C'est flippant !
Donc, revenons en 2004, pour commencer :
Dans mon lycée, je suis en classe de première dans la section « reconquête des savoirs», une des plus successfoule s’il vous plaît, et je cherche un homme.
En descendant le perron, je vois Jack Lang, un grand brun mince bouclé dans les cinquante, qui cela pourrait-il être d’autre que Jack? Il distribue des prospectus Jack, pour son parti, je parie, il est vachement cool, avec sa cravate blue pervenche.
Je lui souris, il me salue, tiens ? Je le connais ? Où s’est-on vus ?
Le soir commence à tomber. Jack et moi, descendons la rue, et nous engouffrons dans la même troquet.
Toutes mes amies sont là devant leurs consommations, l’air de s’ennuyer tellement qu’elle font attention à tout ceux qui rentrent : c’est le moment! je l’embrasse sur la bouche le Jack. Il n’est pas coopérant. Il fait à peine semblant d’y répondre.
Je commande un café avec un mètre de crème chantilly, me disant qu’il va me payer ça tout de même. Il sort une cigarette ce n’est pas une mauvaise idée de recommencer à fumer, j’en pends une.
Jack n’utilise pas de fume-cigarette. Enfin, tant pis.
Je jette un coup d’œil circulaire pour vérifier si mes compagnes de classe ont toujours les yeux vrillés sur cet improbable mais vrai couple.
Il ne faudrait pas qu’elles aient constaté que Jack refusait mon baiser.

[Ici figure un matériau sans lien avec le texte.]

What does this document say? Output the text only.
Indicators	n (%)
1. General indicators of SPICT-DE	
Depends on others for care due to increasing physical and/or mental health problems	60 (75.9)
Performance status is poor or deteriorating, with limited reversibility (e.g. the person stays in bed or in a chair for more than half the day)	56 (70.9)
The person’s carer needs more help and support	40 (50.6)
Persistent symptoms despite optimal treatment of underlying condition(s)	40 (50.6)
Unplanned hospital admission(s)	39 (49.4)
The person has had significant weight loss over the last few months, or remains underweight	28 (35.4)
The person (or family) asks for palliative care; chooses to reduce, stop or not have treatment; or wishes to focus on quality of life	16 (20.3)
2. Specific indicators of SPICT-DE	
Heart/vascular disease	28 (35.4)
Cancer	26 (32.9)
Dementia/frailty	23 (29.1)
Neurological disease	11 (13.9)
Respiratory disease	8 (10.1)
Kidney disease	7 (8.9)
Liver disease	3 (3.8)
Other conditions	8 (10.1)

Mais les consommatrices ont l’air de nous considérer sérieusement.
Je me donne une contenance parce que Jack n’a pas du tout l’air empressé. J’ouvre mon livre d’allemand pour faire la version dont le titre est « Ein Mann hat Langeweile » j’y comprends rien dis-je à Jack tu pourrais m’aider ? Jack fait une moue boudeuse qui lui va très bien, répond que Hat c’est chapeau et que Mann c’est homme. Puis il s’extirpe du siège, dit devoir rentrer chez lui.
Je me dis c’est pas possible ce mec sait l’allemand il me prend pour une idiote.
Tout de même, pensé-je, ce n’est pas mauvais d’être vue en train d’embrasser le premier ministre.
Comme j’émerge à l’air libre, la nuit est bien tombée, c’est une voûte de ciel curieuse avec de grosses taches rouille sur du gris anthracite , comme des signes de vieillesse. C’est un crépustule, phénomène climatique rare auquel il m’est donné d’assister. Rare mais pas gai.
C’est la nuit, je rentre chez moi : il me reste des cigarettes que j’ai piquée au paquet Jack, des Lucky, je suis bien contente je les fume. Je souhaite recommencer, me rends chez la buraliste, et, ne voulant pas en fumer beaucoup, je demande des cigarettes au détail. Je n’ai pas la monnaie désirée, on me donne un étui pour un morceau et des pièces en cuivre. Pour passer le temps je fume, je fume, et j’imagine la suite d’une liaison avec Jack Lang. J’habite au huitième comme dans ma jeunesse, la chambre mansardée. Mais soudain : la cigarette, maman va la sentir ! Que faire ?
J’allume la radio : en écoutant les nouvelles j’entends que Le premier ministre n’est pas Lang mais Raffarin. Lang n’est même pas dans le gouvernement.
Mais si je suis vue en compagnie de Raffarin, tout premier ministre soit-il, ça ne fera aucun effet sur mes copines, je ne pourrais pas fumer, et je ne retrouverais pas ma chambre d’étudiante.
Mieux vaut se prendre un petit ami comme les autres.